Performers clad in holiday-themed outfits dance in a shopping mall in Kuala Lumpur in this file photo, the Sabah state has declared Christmas Eve as a new holiday. (Photo by Mohd Rasfan/AFP)
The Muslim chief minister of Sabah in Malaysia has ramped up the celebratory mood among Christians in the state by adding Dec. 24 or Christmas Eve as a new public holiday.
The neighboring state of Sarawak is also thinking of declaring Christmas Eve a holiday, local reports said.
"The additional public holiday will enable those celebrating Christmas to return home earlier," Sabha Cheif Minister Mohd Shafie Apdal said when launching the five-day Kota Kinabalu Christmas Carnival in the state capital on Dec. 11.
The state is the first in Malaysia to add the Christian celebration to the list of two-day public holidays accorded to significant festivals in the country after Eid al-Fitr and Chinese New Year.
For many Christians in Malaysia, Christmas celebrations can be a minefield. Decades of Islamization and the steady rise of Islamic conservatism in the South-East Asian nation has led to anti-Christian rhetoric forcing restraint when observing such religious events.
The social situation remains different in the Malaysian states of Sabah and Sarawak. Both have a large number of Christians, making Christmas an event to celebrate with family and friends.
Announcing the extra holiday to cheers from thousands at the carnival, Shafie said the state cabinet had endorsed the decision, and it would be observed annually starting this year.
"This is a testament that we respect all cultures and religions, and [that we] want the harmony in Sabah to continue.
"Harmony is the key to the development and progress of our country.
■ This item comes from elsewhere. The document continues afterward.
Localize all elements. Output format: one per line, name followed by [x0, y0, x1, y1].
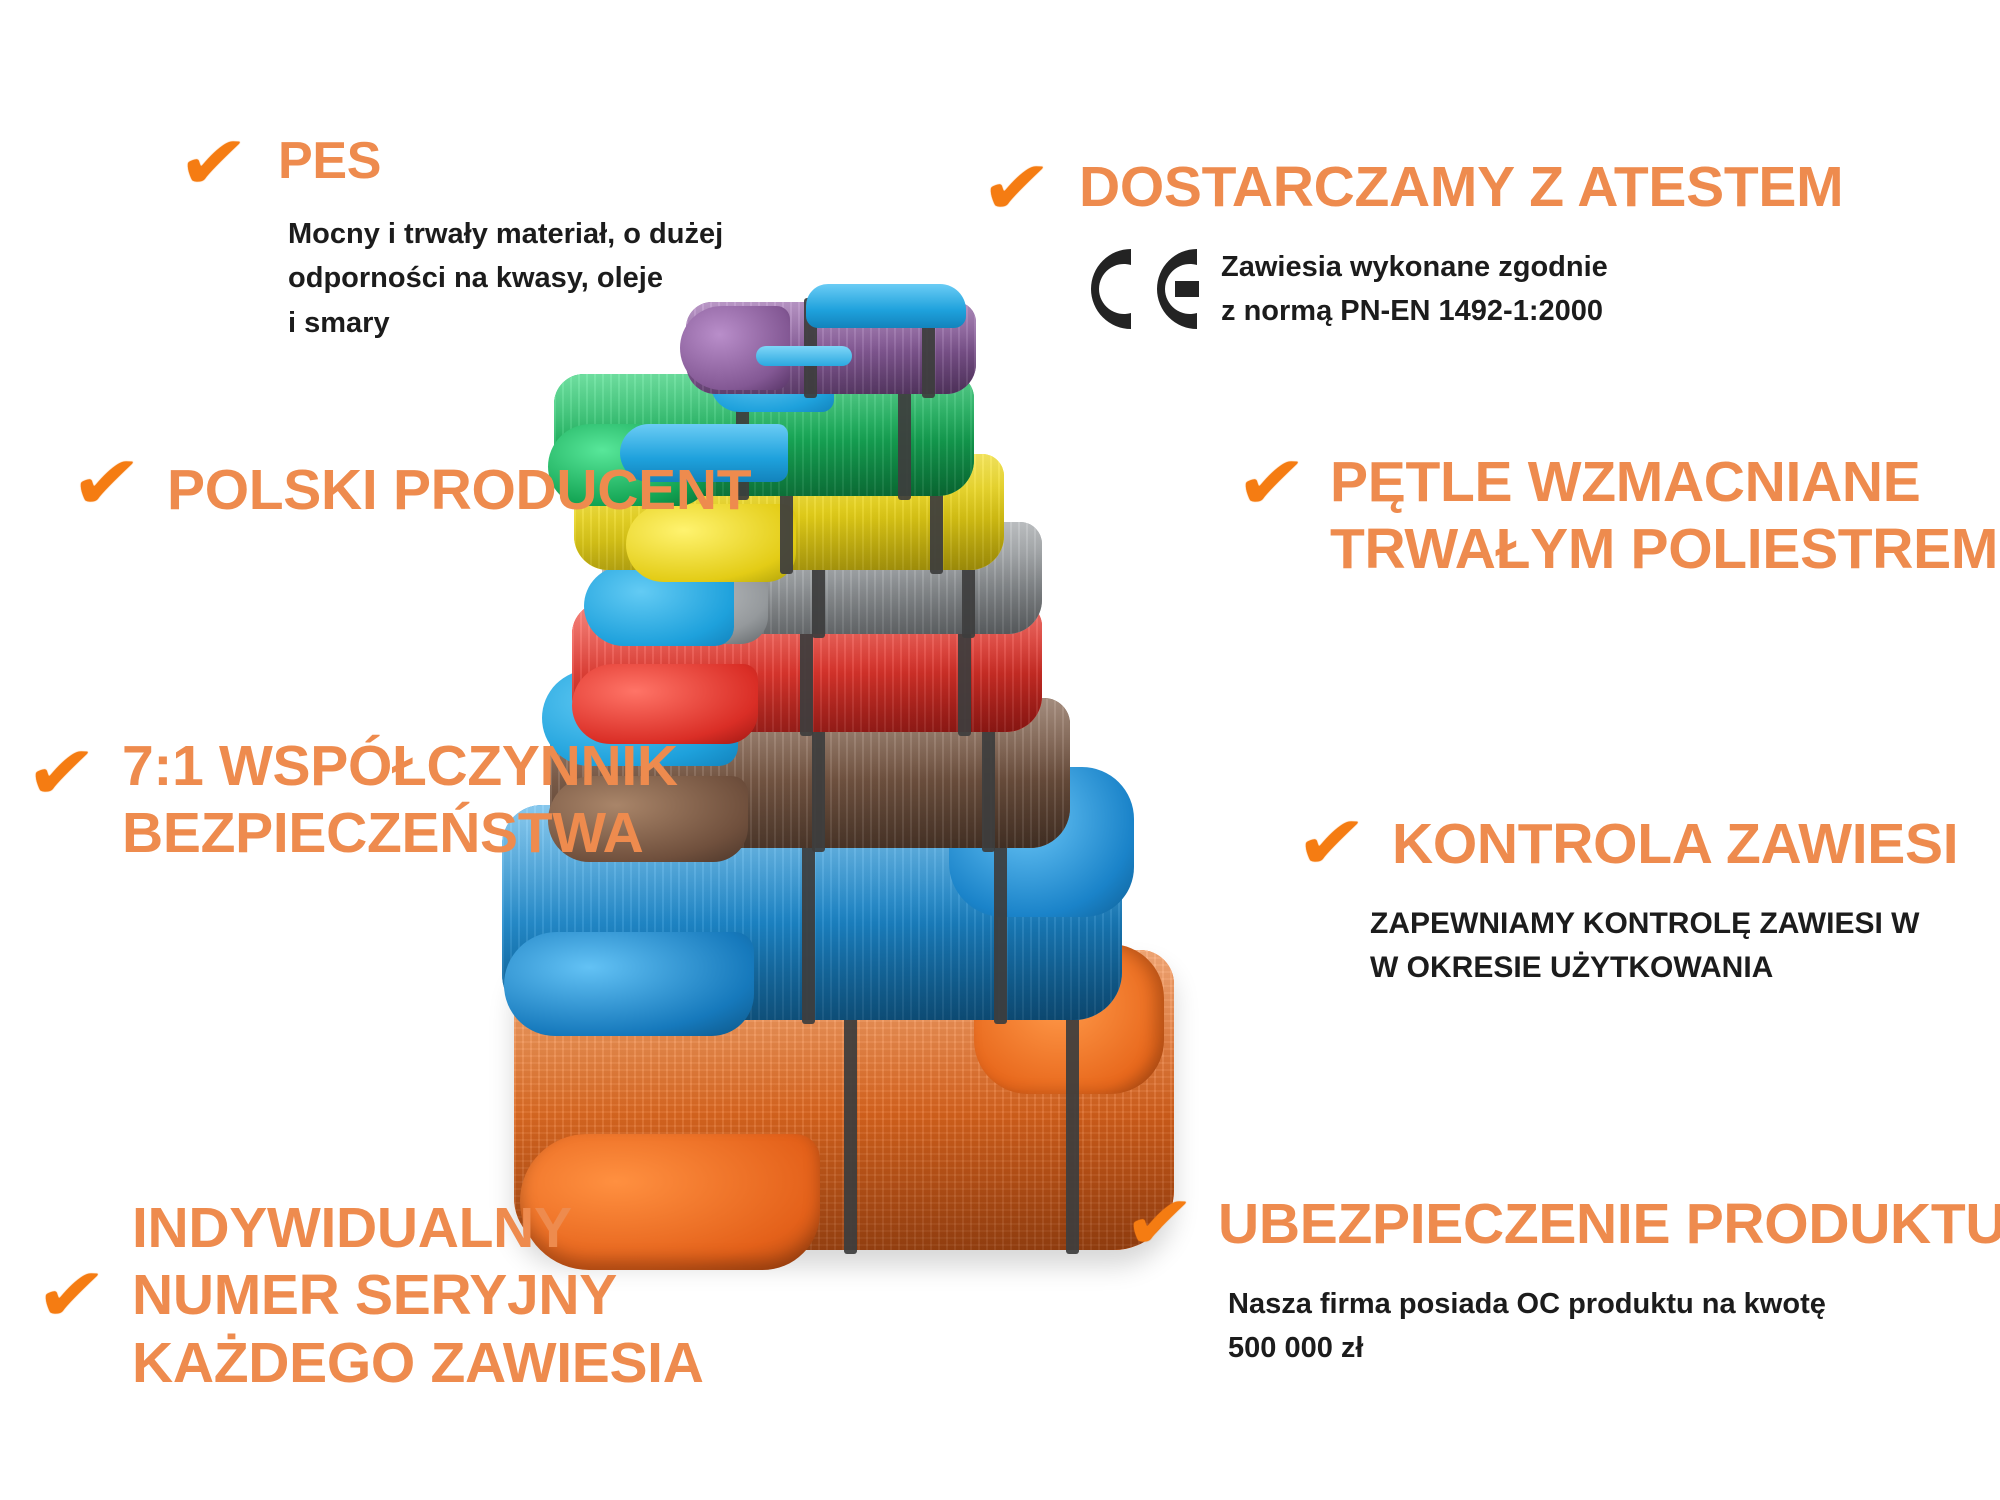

As such, we need to maintain unity for our beloved Sabah state," national news agency Bernama quoted him as saying.
The move by the Sabah government surprised many as it comes at a time when anti-non-Muslim rhetoric has swelled in Peninsular Malaysia, which observers note is widening communal divisions.
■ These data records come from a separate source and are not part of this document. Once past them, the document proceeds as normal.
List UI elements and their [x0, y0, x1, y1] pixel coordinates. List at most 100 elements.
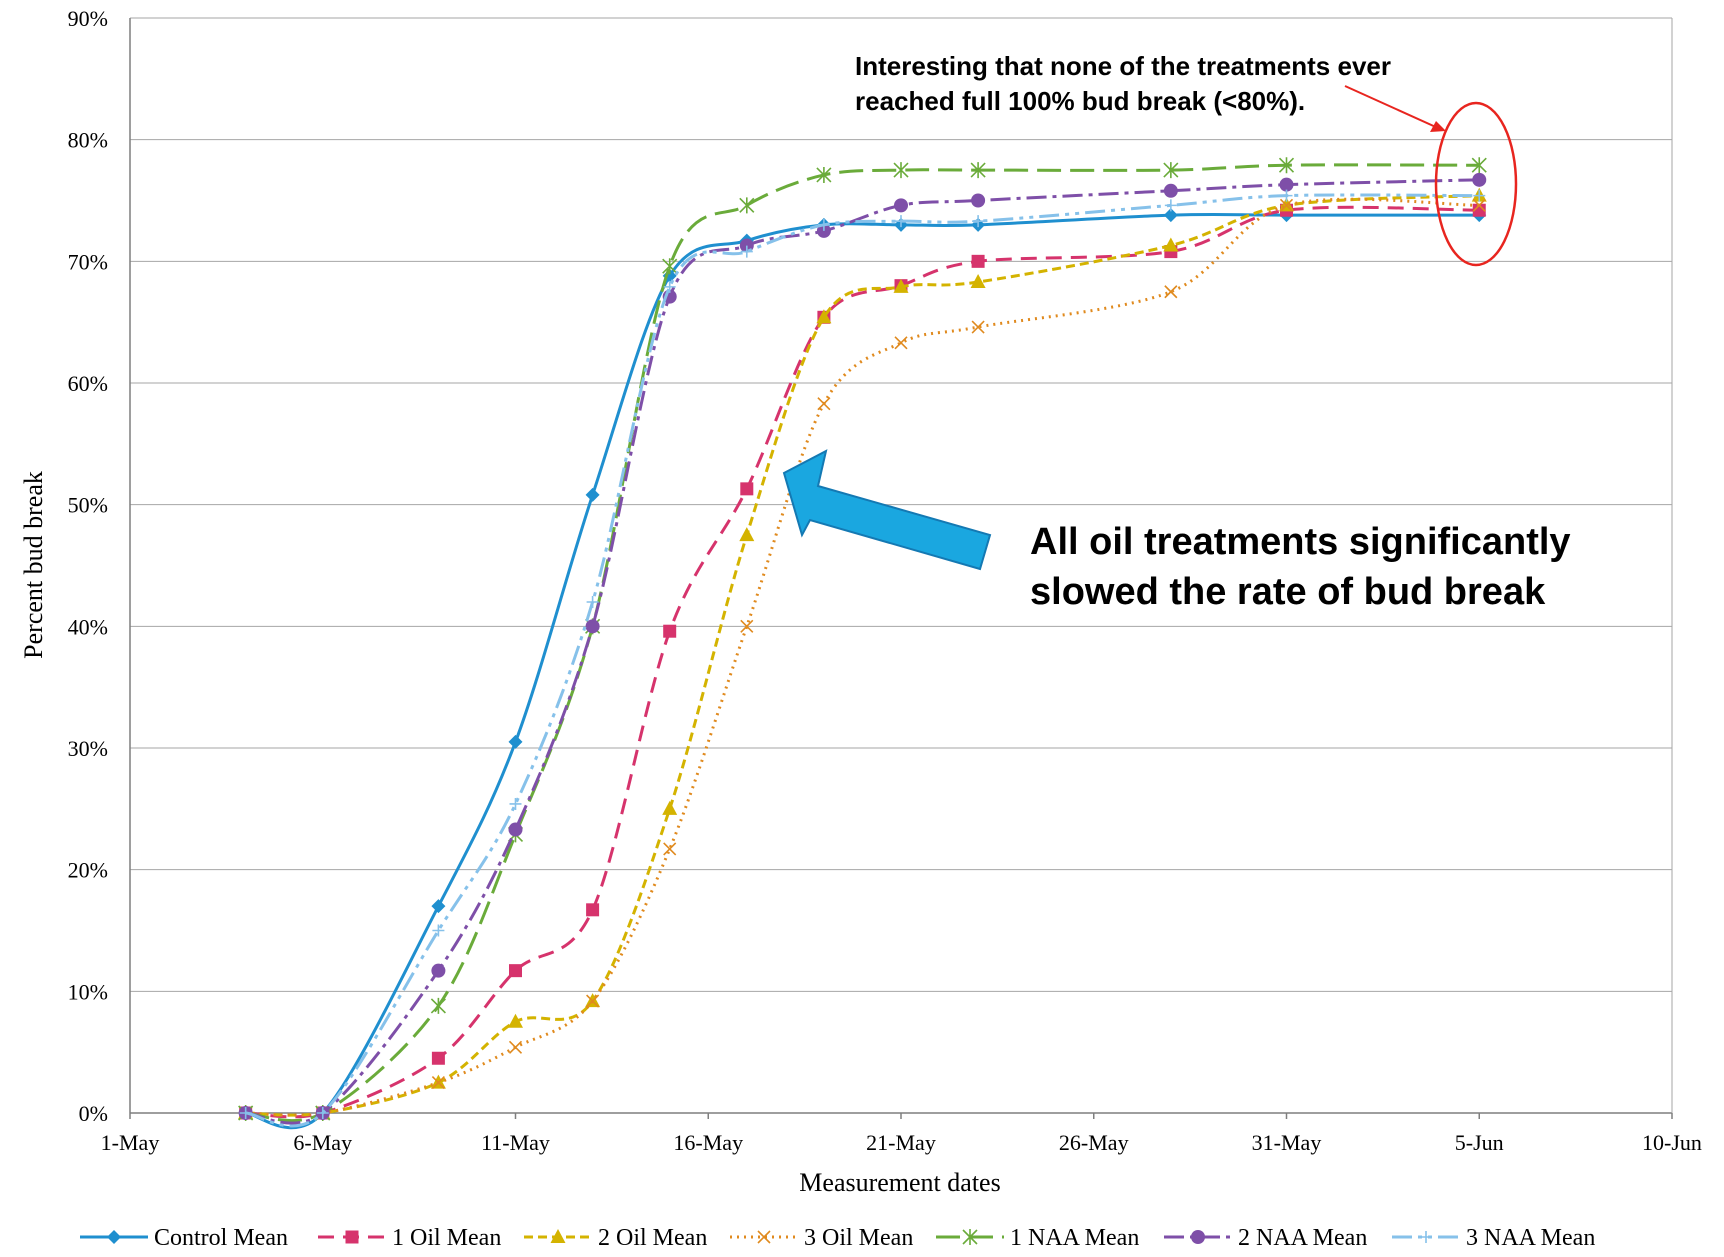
- data-point: [663, 842, 677, 856]
- legend-marker: [345, 1230, 359, 1244]
- series-lines: [238, 157, 1487, 1130]
- annotation-full-budbreak: Interesting that none of the treatments …: [855, 51, 1518, 267]
- data-point: [740, 245, 753, 258]
- annotation-2-line-2: slowed the rate of bud break: [1030, 571, 1546, 613]
- x-axis-tick-labels: 1-May 6-May 11-May 16-May 21-May 26-May 31-May…: [101, 1130, 1702, 1155]
- y-tick-label: 50%: [68, 493, 108, 518]
- legend-label: 3 NAA Mean: [1466, 1225, 1595, 1251]
- data-point: [893, 278, 909, 293]
- x-tick-label: 26-May: [1059, 1130, 1129, 1155]
- data-point: [663, 280, 676, 293]
- data-point: [1473, 189, 1486, 202]
- annotation-2-line-1: All oil treatments significantly: [1030, 521, 1571, 563]
- series-3: [238, 187, 1487, 1119]
- y-tick-label: 30%: [68, 736, 108, 761]
- y-tick-label: 20%: [68, 858, 108, 883]
- series-7: [239, 189, 1486, 1128]
- y-tick-label: 70%: [68, 249, 108, 274]
- legend-marker: [1420, 1231, 1432, 1243]
- gridlines: [130, 17, 1672, 1114]
- series-4: [239, 197, 1486, 1120]
- series-line: [245, 163, 1480, 1123]
- x-tick-label: 31-May: [1252, 1130, 1322, 1155]
- legend-marker: [757, 1230, 771, 1244]
- data-point: [970, 274, 986, 289]
- data-point: [740, 619, 754, 633]
- data-point: [972, 215, 985, 228]
- series-6: [238, 172, 1487, 1125]
- y-tick-label: 60%: [68, 371, 108, 396]
- data-point: [508, 822, 523, 837]
- data-point: [894, 198, 908, 213]
- data-point: [971, 193, 986, 208]
- legend-marker: [107, 1230, 121, 1244]
- series-1: [238, 208, 1487, 1130]
- data-point: [1472, 198, 1486, 212]
- data-point: [817, 397, 831, 411]
- y-tick-label: 10%: [68, 979, 108, 1004]
- x-tick-label: 21-May: [866, 1130, 936, 1155]
- data-point: [1471, 157, 1487, 174]
- legend-label: Control Mean: [154, 1225, 288, 1251]
- x-tick-label: 6-May: [293, 1130, 352, 1155]
- legend-marker: [962, 1229, 978, 1245]
- data-point: [586, 994, 600, 1008]
- data-point: [1164, 199, 1177, 212]
- data-point: [1278, 157, 1295, 174]
- legend-marker: [550, 1229, 566, 1243]
- axes: [129, 18, 1673, 1119]
- data-point: [509, 797, 522, 810]
- data-point: [816, 223, 831, 238]
- data-point: [585, 487, 600, 502]
- data-point: [893, 162, 909, 179]
- series-line: [245, 178, 1480, 1125]
- annotation-1-arrow: [1344, 85, 1439, 129]
- annotation-oil-treatments: All oil treatments significantly slowed …: [782, 449, 1571, 613]
- data-point: [970, 162, 986, 179]
- data-point: [431, 963, 446, 978]
- legend-item: 1 Oil Mean: [318, 1225, 501, 1251]
- y-tick-label: 40%: [68, 614, 108, 639]
- highlight-ellipse: [1434, 101, 1518, 267]
- legend-item: 2 NAA Mean: [1164, 1225, 1367, 1251]
- x-tick-label: 10-Jun: [1642, 1130, 1702, 1155]
- data-point: [1280, 189, 1293, 202]
- data-point: [586, 596, 599, 608]
- y-tick-label: 90%: [68, 6, 108, 31]
- x-tick-label: 16-May: [673, 1130, 743, 1155]
- data-point: [1163, 208, 1178, 223]
- data-point: [509, 964, 522, 978]
- series-line: [245, 212, 1480, 1130]
- data-point: [1472, 172, 1487, 187]
- x-tick-label: 5-Jun: [1455, 1130, 1504, 1155]
- data-point: [508, 1013, 523, 1028]
- data-point: [430, 997, 446, 1014]
- series-2: [239, 203, 1486, 1120]
- data-point: [816, 309, 832, 324]
- data-point: [431, 1076, 445, 1090]
- data-point: [508, 1040, 523, 1054]
- legend-label: 1 Oil Mean: [392, 1225, 501, 1251]
- data-point: [585, 619, 600, 634]
- data-point: [432, 924, 445, 937]
- legend: Control Mean 1 Oil Mean 2 Oil Mean 3 Oil Me…: [80, 1225, 1595, 1251]
- legend-label: 2 Oil Mean: [598, 1225, 707, 1251]
- data-point: [431, 899, 446, 914]
- y-tick-label: 0%: [79, 1101, 108, 1126]
- data-point: [663, 624, 677, 638]
- data-point: [739, 197, 755, 214]
- legend-item: 3 NAA Mean: [1392, 1225, 1595, 1251]
- series-line: [245, 193, 1480, 1128]
- data-point: [662, 800, 678, 815]
- legend-item: 1 NAA Mean: [936, 1225, 1139, 1251]
- data-point: [586, 903, 600, 917]
- y-tick-label: 80%: [68, 128, 108, 153]
- data-point: [431, 1051, 445, 1065]
- data-point: [740, 482, 754, 496]
- data-point: [971, 320, 985, 334]
- x-tick-label: 11-May: [481, 1130, 550, 1155]
- legend-label: 2 NAA Mean: [1238, 1225, 1367, 1251]
- data-point: [1279, 198, 1294, 212]
- x-axis-title: Measurement dates: [799, 1168, 1000, 1197]
- series-line: [245, 197, 1480, 1117]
Rising religious tensions have been linked to the stunning defeat of the previous federal government, which was led by disgraced former prime minister Najib Razak and who is now on trial for corruption.
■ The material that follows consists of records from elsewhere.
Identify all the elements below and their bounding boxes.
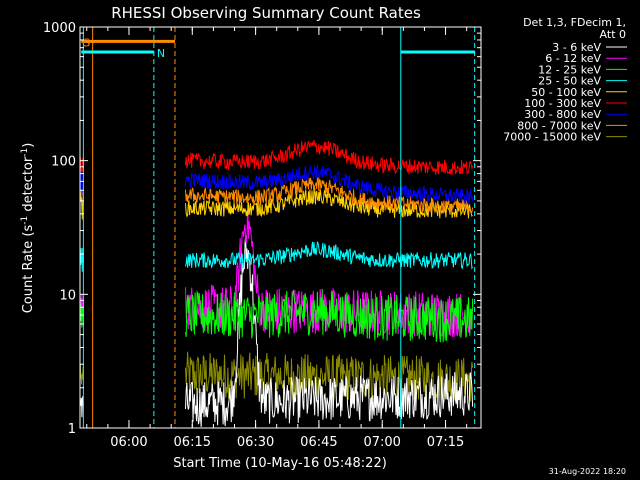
x-axis: 06:00 06:15 06:30 06:45 07:00 07:15 <box>86 27 468 450</box>
plot-frame <box>79 26 482 429</box>
legend-label: 100 - 300 keV <box>524 97 601 110</box>
legend-header-line-2: Att 0 <box>600 28 626 41</box>
plot-area: SN <box>80 27 476 428</box>
x-axis-label: Start Time (10-May-16 05:48:22) <box>173 456 387 471</box>
legend-label: 800 - 7000 keV <box>517 119 601 132</box>
y-tick-label: 100 <box>51 155 76 170</box>
y-tick-label: 10 <box>59 288 76 303</box>
legend-label: 7000 - 15000 keV <box>503 131 601 144</box>
y-tick-label: 1000 <box>43 21 76 36</box>
legend-label: 6 - 12 keV <box>545 52 601 65</box>
series-line-800-7000-kev <box>185 177 474 215</box>
flag-label-n: N <box>157 47 165 60</box>
series-line-7000-15000-kev <box>185 351 474 402</box>
plot-clip-group: SN <box>80 27 476 428</box>
legend-label: 12 - 25 keV <box>538 63 601 76</box>
x-tick-label: 06:00 <box>110 435 147 450</box>
x-tick-label: 06:45 <box>300 435 337 450</box>
legend-header-line-1: Det 1,3, FDecim 1, <box>523 16 626 29</box>
series-line-25-50-kev <box>185 241 474 270</box>
series-line-100-300-kev <box>185 140 474 176</box>
x-tick-label: 07:00 <box>363 435 400 450</box>
legend-label: 3 - 6 keV <box>552 41 601 54</box>
series-line-3-6-kev <box>185 235 474 427</box>
legend-label: 25 - 50 keV <box>538 75 601 88</box>
generation-timestamp: 31-Aug-2022 18:20 <box>549 467 626 476</box>
y-axis: 1 10 100 1000 <box>43 21 481 437</box>
y-axis-label: Count Rate (s-1 detector-1) <box>20 143 36 314</box>
series-line-300-800-kev <box>185 164 474 205</box>
x-tick-label: 06:15 <box>174 435 211 450</box>
series-line-50-100-kev <box>185 187 473 219</box>
legend-label: 300 - 800 keV <box>524 108 601 121</box>
x-tick-label: 06:30 <box>237 435 274 450</box>
y-tick-label: 1 <box>68 422 76 437</box>
legend-label: 50 - 100 keV <box>531 86 601 99</box>
x-tick-label: 07:15 <box>427 435 464 450</box>
chart-title: RHESSI Observing Summary Count Rates <box>111 4 421 22</box>
series-line-12-25-kev <box>185 288 474 343</box>
flag-label-s: S <box>83 36 90 49</box>
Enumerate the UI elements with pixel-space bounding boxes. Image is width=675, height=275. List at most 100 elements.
Observers have noted that some Islamists in the country are preaching hate and accusing the current government of promoting liberalism, an anathema to conservative Muslims.
A Christmas function in Sabah last year was the target of the Islamist Pas, or Parti Islam Se-Malaysia (PAS).
PAS activists accused the state government of promoting Christian evangelization by allowing the event that was also attended by Muslims.